Hämosiderin – Definition, Histologie und Entstehung

Hämosiderin – Definition, Histologie und Entstehung

Hämosiderin – Definition, Histologie und EntstehungWir Menschen nehmen regelmäßig Mineralien auf und Nährwerte, die für unseren Körper sowie dessen Funktion wichtig sind. Dazu gehört auch Eisen. Dies nehmen wir jedoch selten als reine „Eisenform“ in Form von Eisen-Tabletten zu uns, weil der starke Eisengeschmack nicht jedermanns Dingen ist, aber dafür ist Eisen auch in vielen Gemüsesorten ein wenig enthalten. Das Hämosiderin ist derweil eine chemische Mischung des Eisens in unserem Körper, welches beispielsweise für die Wundheilung auf unserer Haut verantwortlich ist und diese durch den Stoffwechsel begünstigt. Deswegen fanden wir es wichtig, dass wir uns mit der Histologie ein wenig auseinandersetzen und erklären, wieso der Hämosiderin Vorgang in unserem Körper wichtig ist, gleichwohl ihn nur wenige kennen.

Was ist Hämosiderin?

Während Ferritin in unserem Körper sogar gespeichert werden kann, ist das wasserunlösliche Eisenkomplex vor allem im Makrophagen zu finden. Als Hämosiderin bezeichnet man jedoch nicht das Eisen selber, sondern den körperlichen chemischen Vorgang, der mittels dem Eisen in unserem Körper stattfindet sowie den Proteinen und Eiweißen. Die goldgelbe Farbe dürfen wir hier auch einmal erwähnen, denn es ist deutlich für Mediziner zu erkennen. Da wo größere Blutungen auftreten, eine Wunde auf der Haut zu finden ist oder sogar bei einer Herzinsuffizienz tritt vermehrt der chemische Vorgang Hämosiderin auf, weil hier der Heilungsprozess als Funktion ebenfalls vorhanden ist.

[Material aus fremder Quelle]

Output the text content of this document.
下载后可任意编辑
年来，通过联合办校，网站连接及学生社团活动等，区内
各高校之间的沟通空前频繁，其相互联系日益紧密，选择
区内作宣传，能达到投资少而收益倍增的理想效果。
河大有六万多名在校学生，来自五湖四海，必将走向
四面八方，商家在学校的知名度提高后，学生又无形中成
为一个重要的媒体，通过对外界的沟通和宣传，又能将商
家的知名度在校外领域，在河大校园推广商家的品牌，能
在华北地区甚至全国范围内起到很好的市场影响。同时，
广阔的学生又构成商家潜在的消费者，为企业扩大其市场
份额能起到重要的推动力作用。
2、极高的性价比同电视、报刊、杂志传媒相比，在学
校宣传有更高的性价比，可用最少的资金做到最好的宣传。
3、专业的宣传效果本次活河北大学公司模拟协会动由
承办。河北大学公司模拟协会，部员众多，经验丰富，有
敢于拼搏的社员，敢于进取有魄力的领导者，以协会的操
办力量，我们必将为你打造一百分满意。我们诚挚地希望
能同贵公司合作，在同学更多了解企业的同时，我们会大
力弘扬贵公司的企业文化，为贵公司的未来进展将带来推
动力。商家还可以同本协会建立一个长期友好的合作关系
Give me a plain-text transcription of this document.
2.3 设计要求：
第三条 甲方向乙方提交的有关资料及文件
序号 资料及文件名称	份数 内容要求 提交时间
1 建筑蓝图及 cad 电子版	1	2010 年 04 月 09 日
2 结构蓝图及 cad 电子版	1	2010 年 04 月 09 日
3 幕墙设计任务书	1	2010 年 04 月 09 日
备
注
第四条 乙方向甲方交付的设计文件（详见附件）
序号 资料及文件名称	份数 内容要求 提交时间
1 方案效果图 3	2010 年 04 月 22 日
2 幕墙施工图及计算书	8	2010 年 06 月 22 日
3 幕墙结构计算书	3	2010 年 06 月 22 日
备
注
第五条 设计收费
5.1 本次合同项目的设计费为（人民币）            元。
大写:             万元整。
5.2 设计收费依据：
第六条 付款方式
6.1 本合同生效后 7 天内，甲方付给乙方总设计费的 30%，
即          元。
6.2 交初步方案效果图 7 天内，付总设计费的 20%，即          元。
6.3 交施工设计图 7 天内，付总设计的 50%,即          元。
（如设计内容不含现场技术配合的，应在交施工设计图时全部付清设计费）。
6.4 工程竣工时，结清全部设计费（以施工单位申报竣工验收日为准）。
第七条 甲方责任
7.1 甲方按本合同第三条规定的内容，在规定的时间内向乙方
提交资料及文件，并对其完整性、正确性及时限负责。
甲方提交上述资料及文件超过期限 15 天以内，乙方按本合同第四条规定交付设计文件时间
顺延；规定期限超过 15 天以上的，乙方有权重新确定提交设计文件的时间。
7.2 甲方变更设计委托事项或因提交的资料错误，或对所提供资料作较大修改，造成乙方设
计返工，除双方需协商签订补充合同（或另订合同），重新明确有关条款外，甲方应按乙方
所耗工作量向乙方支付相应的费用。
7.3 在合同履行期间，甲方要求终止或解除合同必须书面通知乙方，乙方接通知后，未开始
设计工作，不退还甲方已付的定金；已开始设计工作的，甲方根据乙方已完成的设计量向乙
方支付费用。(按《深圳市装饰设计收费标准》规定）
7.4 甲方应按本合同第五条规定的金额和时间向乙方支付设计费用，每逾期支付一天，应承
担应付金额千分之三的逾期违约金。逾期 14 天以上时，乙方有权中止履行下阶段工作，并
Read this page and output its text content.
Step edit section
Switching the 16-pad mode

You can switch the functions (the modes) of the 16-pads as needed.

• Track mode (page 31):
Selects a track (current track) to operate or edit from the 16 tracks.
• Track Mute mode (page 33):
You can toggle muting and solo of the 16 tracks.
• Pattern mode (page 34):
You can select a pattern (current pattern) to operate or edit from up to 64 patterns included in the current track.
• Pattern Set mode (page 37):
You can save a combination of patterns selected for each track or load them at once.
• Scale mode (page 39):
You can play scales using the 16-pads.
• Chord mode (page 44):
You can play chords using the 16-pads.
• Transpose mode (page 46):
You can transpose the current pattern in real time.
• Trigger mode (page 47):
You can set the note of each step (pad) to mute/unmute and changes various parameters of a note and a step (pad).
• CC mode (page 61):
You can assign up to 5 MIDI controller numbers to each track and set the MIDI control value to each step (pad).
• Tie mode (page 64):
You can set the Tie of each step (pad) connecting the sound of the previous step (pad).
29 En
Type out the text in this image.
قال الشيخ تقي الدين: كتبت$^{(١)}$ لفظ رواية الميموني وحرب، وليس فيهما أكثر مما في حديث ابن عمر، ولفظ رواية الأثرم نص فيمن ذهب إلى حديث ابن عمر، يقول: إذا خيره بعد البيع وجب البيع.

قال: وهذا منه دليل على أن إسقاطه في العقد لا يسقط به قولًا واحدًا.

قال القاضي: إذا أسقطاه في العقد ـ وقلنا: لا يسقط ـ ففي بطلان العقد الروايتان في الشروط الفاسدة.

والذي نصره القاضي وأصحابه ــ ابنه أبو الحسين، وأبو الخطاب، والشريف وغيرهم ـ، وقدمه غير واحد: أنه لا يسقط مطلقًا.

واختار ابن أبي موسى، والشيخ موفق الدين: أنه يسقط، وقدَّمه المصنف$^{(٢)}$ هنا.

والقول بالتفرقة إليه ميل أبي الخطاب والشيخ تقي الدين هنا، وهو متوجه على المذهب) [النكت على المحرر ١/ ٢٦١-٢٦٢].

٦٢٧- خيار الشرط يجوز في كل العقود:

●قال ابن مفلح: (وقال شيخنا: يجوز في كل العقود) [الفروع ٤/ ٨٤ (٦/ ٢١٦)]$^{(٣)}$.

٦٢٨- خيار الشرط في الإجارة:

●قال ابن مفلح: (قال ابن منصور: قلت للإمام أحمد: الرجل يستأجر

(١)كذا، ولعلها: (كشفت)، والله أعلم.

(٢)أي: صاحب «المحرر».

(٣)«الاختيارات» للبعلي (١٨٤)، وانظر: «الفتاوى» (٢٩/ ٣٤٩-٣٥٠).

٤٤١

Histologie und Entstehung des Hämosiderin

1888 wurde von Ernst Neumann erstmals die Thematik Hämosiderin ins Leben gerufen. Nach ist der Name ebenfalls benannt. Denn er ist auch der „Erfinder“ oder Namensgeber des „Exklusionsgesetz der Hämoglobinabkömmlinge“. Seine Behauptung ist, dass Hämosiderin im menschlichen Organismus entsteht und das Hämatoidin die Nekrose der Pigmentsymbole darstellt. Was genau davon wirklich wahr ist, ist noch immer Gegenstand vieler Forschungen. Fakt ist jedoch, dass die Hämosiderin ein chemischer Vorgang in unserem Körper ist, welcher die Eiweiße und das Eisen nutzt, um entsprechend den Vorgang zu ermöglichen. Häufig bei Verletzungen, Insuffizienzen oder Erkrankungen tritt der Vorgang auf, sodass auch im Urin oder Gehirn die Ablagerung zu erkennen ist.

Struktur der Hämosiderin

Aus Ferritin und Eisen besteht die Struktur und das macht es nicht einfach, eine klar definierte Struktur zu definieren. Zudem ist der Zusatz vieler Proteine noch in dem chemischen Vorgang und er Ablagerung enthalten, sodass es nicht einfach ist, hier eine genaue Struktur zu definieren. Den chemischen Vorgang somit in einer Struktur unterzuordnen dürfte schwierig fallen. Letzten Endes ist das aber auch nicht notwendig, um das Verständnis für den Vorgang in unserem Körper offenzulegen und das dürfte uns hoffentlich gelungen sein. Doch in der Tat gibt es im Netz einige Bilder, die eventuell die Struktur chemisch auseinandersetzen und biologisch, sodass hier natürlich eine Idee möglich wäre.

Hämosiderin bezeichnet einen ganz natürlichen Vorgang in unserem Körper, der primär auch dort vorkommt, wo Verletzungen oder erschwert Blutungen auftreten. Das kann im Urin, auf der Haut oder auch im Gehirn sein. Denn auch zur Heilung ist der Prozess mit Färbung in gelb durchaus wichtig. Die chemische Voraussetzung ist durch Proteine, Ferritin und dem natürlichem Eisen in unserem Körper garantiert, sodass der Vorgang regelmäßig auch ohne unserem Wissens stattfindet.